Warning: You may not want to read this posting because I had too much fun this morning. Therefore, you may want to plug your ears or cover your eyes and go on to the next link on your computer.
I read it right on the front page of the Spokesman-Review this morning. It was a story about a truly buff beefcake named Prescott. Seems Prescott, who's Black---Angus, that is, has what it takes to do his job----a scrotum exceeding the diameter of a ruby red grapefruit. There will definitely be no calling Prescott a fruit with jewels that size.
Yup, this front-page story in the regional paper was all about bulls. I was glad to see it because I've known bulls in my day, and I've known at least one who didn't measure up to Prescott's testosterone potential. And, he could very well have come from that same sale in Spokane where the bulls are being primped for show today and sale tomorrow.
I believe we called him Percy. He was a handsome young Hereford who came from a ranch in Connell, Washington. Talk about primped, you could eat off him he was so clean and pretty. Blow-dried, in fact. That's what you do to make young bulls have the proper "butts, guts and nuts appearance."
You want 'em to have a nice big barrel and a big rear end, cuz if they have those attributes, they're gonna produce little babies with at least the butts and guts.
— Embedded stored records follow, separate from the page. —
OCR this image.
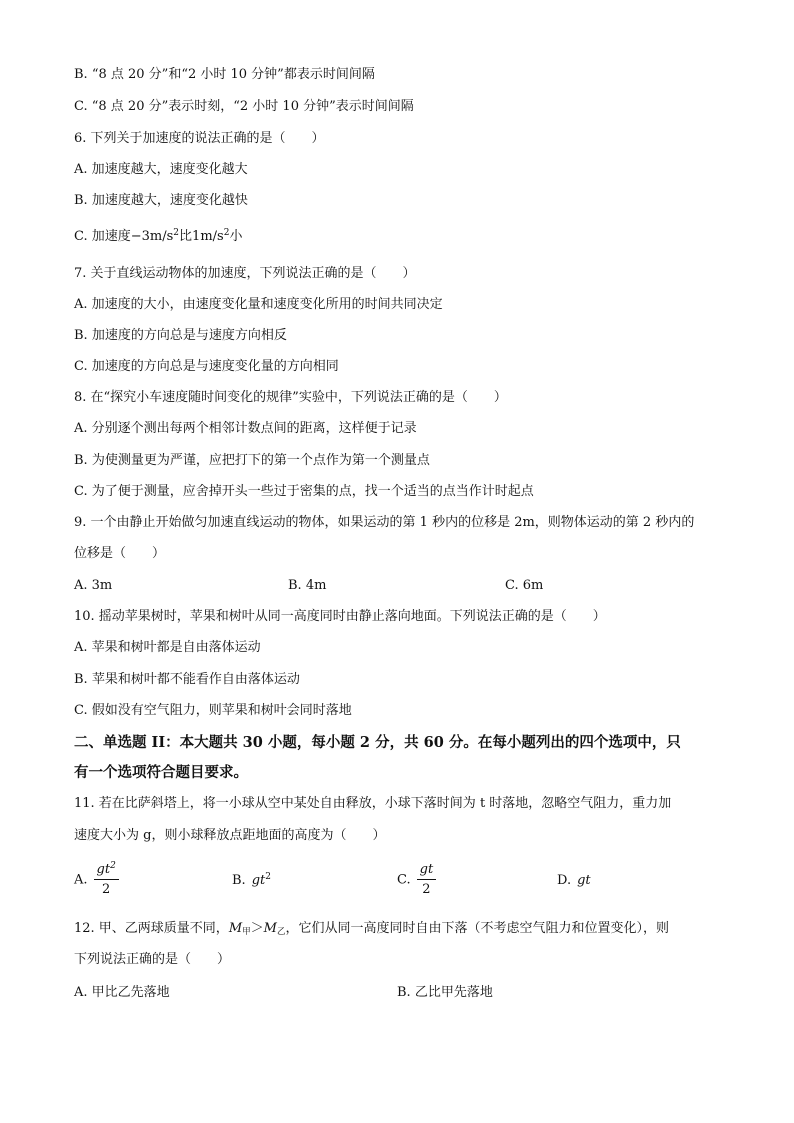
B. “8 点 20 分”和“2 小时 10 分钟”都表示时间间隔
C. “8 点 20 分”表示时刻，“2 小时 10 分钟”表示时间间隔
6. 下列关于加速度的说法正确的是（　　）
A. 加速度越大，速度变化越大
B. 加速度越大，速度变化越快
C. 加速度$-3m/s^2$比$1m/s^2$小
7. 关于直线运动物体的加速度，下列说法正确的是（　　）
A. 加速度的大小，由速度变化量和速度变化所用的时间共同决定
B. 加速度的方向总是与速度方向相反
C. 加速度的方向总是与速度变化量的方向相同
8. 在“探究小车速度随时间变化的规律”实验中，下列说法正确的是（　　）
A. 分别逐个测出每两个相邻计数点间的距离，这样便于记录
B. 为使测量更为严谨，应把打下的第一个点作为第一个测量点
C. 为了便于测量，应舍掉开头一些过于密集的点，找一个适当的点当作计时起点
9. 一个由静止开始做匀加速直线运动的物体，如果运动的第 1 秒内的位移是 2m，则物体运动的第 2 秒内的
位移是（　　）
A. 3m	B. 4m	C. 6m
10. 摇动苹果树时，苹果和树叶从同一高度同时由静止落向地面。下列说法正确的是（　　）
A. 苹果和树叶都是自由落体运动
B. 苹果和树叶都不能看作自由落体运动
C. 假如没有空气阻力，则苹果和树叶会同时落地
二、单选题 II：本大题共 30 小题，每小题 2 分，共 60 分。在每小题列出的四个选项中，只
有一个选项符合题目要求。
11. 若在比萨斜塔上，将一小球从空中某处自由释放，小球下落时间为 t 时落地，忽略空气阻力，重力加
速度大小为 g，则小球释放点距地面的高度为（　　）
A. $\frac{gt^2}{2}$	B. $gt^2$	C. $\frac{gt}{2}$	D. gt
12. 甲、乙两球质量不同，$M_甲>M_乙$，它们从同一高度同时自由下落（不考虑空气阻力和位置变化），则
下列说法正确的是（　　）
A. 甲比乙先落地	B. 乙比甲先落地
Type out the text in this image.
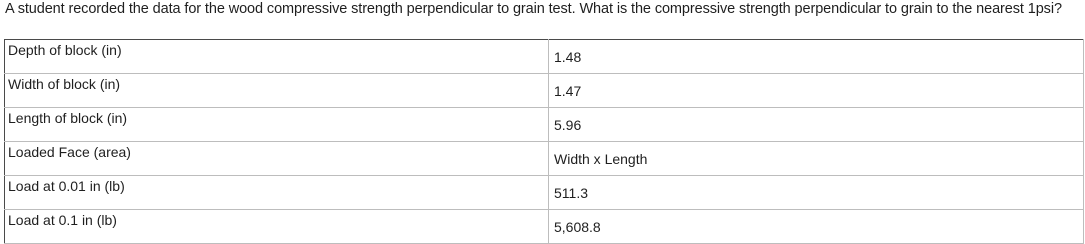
A student recorded the data for the wood compressive strength perpendicular to grain test. What is the compressive strength perpendicular to grain to the nearest 1psi?
Depth of block (in)	1.48
Width of block (in)	1.47
Length of block (in)	5.96
Loaded Face (area)	Width x Length
Load at 0.01 in (lb)	511.3
Load at 0.1 in (lb)	5,608.8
We certainly wouldn't want our little heifers to have those nuts now, would we? Furthermore, anyone who's ever eaten a nice beef steak should know the importance of the guts and the butts. More of each means more juicy red meat on those bones.
Now, let's get to the nuts of this situation and back to Percy. My folks brought him home, and we all admired his large frame and big rear end. We figured Percy would make a wonderful outcross for our Ponderay Hereford ladies like Millie or Mary Elephant. Their huge frames mixed with his could mean nothing but plate-sized rib steaks and pan-sized rounds coming off the next generation.
We kept Percy in a barnyard pen until early summer after the cows had calved. Then, my dad turned him out to do his thing. When summer was nearly over and Millie and Mary Elephant were still passionately interested in romance, we got to wondering about Percy.
Seems the bull sale officials didn't do the intricate measurements back then. Upon inspection, Big Percy certainly had the guts and butt all right, but his abundant qualities up above kinda hid the fact that his scrotum measured more the size of Yakima-valley apricot. He just wasn't getting the job done. All he wanted to do was eat and lounge out there in the pasture.
His harem, however, was getting pretty frustrated. It kinda frustrated my folks too cuz they had to go back down there to Connell and tell his former owners that the bull just didn't have it. So, Percy later returned to Connell, and the folks brought a new bull---which would never make the hunk centerfold in Bulls Illustrated, but he must have had what it took. Every cow had a calf later than usual the next year.
Yup, I've known bulls, and I know from past experience, that you just can't always judge a bull by his blow-dried cover-up. Like anything in this life, there are more dimensions and you've gotta check 'em out.
Even when you don't have to ask, "Where's the beef?" you may have wonder about the nuts.